Im zweiten Beispiel kein Eingriff in den Text, aber in den Fingersatz des Komponisten (Guilmant, 3. Sonate), den ich gefährlich finde. Wenn man hier und an den Parallelstellen einen Ton der 2. Sechzehntelgruppe links nimmt, geht es besser.
Ganz so streng wie Daniel Roth würde ich das auch nicht sehen. Wenn man Musiker aus Leidenschaft ist und ein Stück spielen will, sollte man sich das auch nicht nehmen lassen, wenn man von der Größe der Hände her im Nachteil ist.
Ein Extrembeispiel war der Pianist Paul Wittgenstein, der das entsetzliche Pech hatte, im 1. Weltkrieg seinen rechten Arm zu verlieren, aber trotzdem als Pianist weitergemacht hat und das sogar noch mit Erfolg.

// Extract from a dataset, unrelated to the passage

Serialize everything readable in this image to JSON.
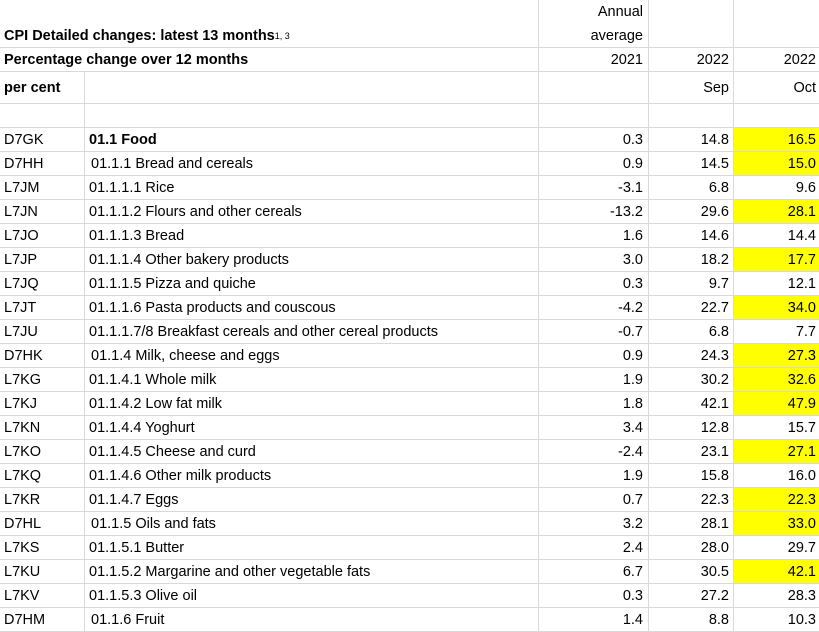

Er hat nicht nur Stücke "für die linke Hand" gespielt, sondern auch eigene Arrangements bekannter Klavierstücke. Wenn es streng nach Daniel Roth gegangen wäre, hätte er dies nicht tun dürfen.
Ich habe auch eher kleine Hände, aber Gott sei Dank geht sich das meiste noch irgendwie aus.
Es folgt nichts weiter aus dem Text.